Read our Hilton Manufacturing Case Study
When a crisis like the GFC 2008 or COVID-19 hits, the temptation is to “hunker down”. Stop non-essential spending, retrench all but your most essential staff, pause all investment and strategic plans. However, all this achieves is to guarantee that your business will recover slowly and, at best, get back to pre-crisis levels years into the future. That is, unless your competitors don’t “hunker down” and instead lift their game putting you at a disadvantage.
Of course, it is necessary to be a bit conservative and preserve cash in a crisis. There is no point spending a truck load of money on future investment only to go broke in the process. However, as our recent global manufacturing survey showed, most manufacturers are facing a downturn, not a disaster, and will be able to comfortably survive and trade out of the crisis.
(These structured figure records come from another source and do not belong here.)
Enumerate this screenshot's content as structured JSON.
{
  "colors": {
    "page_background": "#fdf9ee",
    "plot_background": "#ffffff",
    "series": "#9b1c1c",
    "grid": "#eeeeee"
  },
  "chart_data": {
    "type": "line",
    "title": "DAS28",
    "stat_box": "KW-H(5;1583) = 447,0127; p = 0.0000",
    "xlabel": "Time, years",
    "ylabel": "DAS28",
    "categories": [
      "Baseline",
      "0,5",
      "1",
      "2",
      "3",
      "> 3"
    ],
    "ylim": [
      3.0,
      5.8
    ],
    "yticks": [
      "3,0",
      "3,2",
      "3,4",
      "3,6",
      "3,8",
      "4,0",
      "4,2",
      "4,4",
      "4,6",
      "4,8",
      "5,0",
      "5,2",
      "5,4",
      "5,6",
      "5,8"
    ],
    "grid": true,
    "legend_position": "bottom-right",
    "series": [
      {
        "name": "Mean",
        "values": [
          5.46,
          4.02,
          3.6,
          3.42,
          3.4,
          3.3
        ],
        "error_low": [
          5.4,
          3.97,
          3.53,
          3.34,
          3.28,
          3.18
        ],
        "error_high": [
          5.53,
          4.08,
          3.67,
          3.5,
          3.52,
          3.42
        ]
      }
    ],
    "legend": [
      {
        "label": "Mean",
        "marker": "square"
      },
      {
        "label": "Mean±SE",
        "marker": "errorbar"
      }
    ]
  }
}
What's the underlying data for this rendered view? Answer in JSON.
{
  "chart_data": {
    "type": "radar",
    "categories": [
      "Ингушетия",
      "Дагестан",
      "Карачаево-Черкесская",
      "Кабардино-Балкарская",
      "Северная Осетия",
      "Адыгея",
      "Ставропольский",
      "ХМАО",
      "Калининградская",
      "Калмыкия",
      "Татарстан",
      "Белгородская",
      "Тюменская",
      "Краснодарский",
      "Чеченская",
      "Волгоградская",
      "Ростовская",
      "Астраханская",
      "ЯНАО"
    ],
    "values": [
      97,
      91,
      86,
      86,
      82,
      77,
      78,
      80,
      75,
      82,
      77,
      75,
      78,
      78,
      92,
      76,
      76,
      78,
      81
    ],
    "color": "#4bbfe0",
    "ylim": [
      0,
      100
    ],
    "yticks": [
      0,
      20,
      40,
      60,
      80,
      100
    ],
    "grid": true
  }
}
This slowdown is not great, but it also provides an opportunity, while the business is not so stretched, to make some genuine improvements for the long term.
The smart companies today, like Haymes and Hilton 10 years ago are looking forward and asking themselves how they can be a better business. Over the last month at TXM our phones around the world have been running hot with companies wanting to talk to us about improving their layout, increasing their efficiency, improving on time delivery, optimising their supply chains, reducing their lead times and improving their quality. These businesses are thinking beyond 2020 or even 2021 to position themselves for the next boom – are you?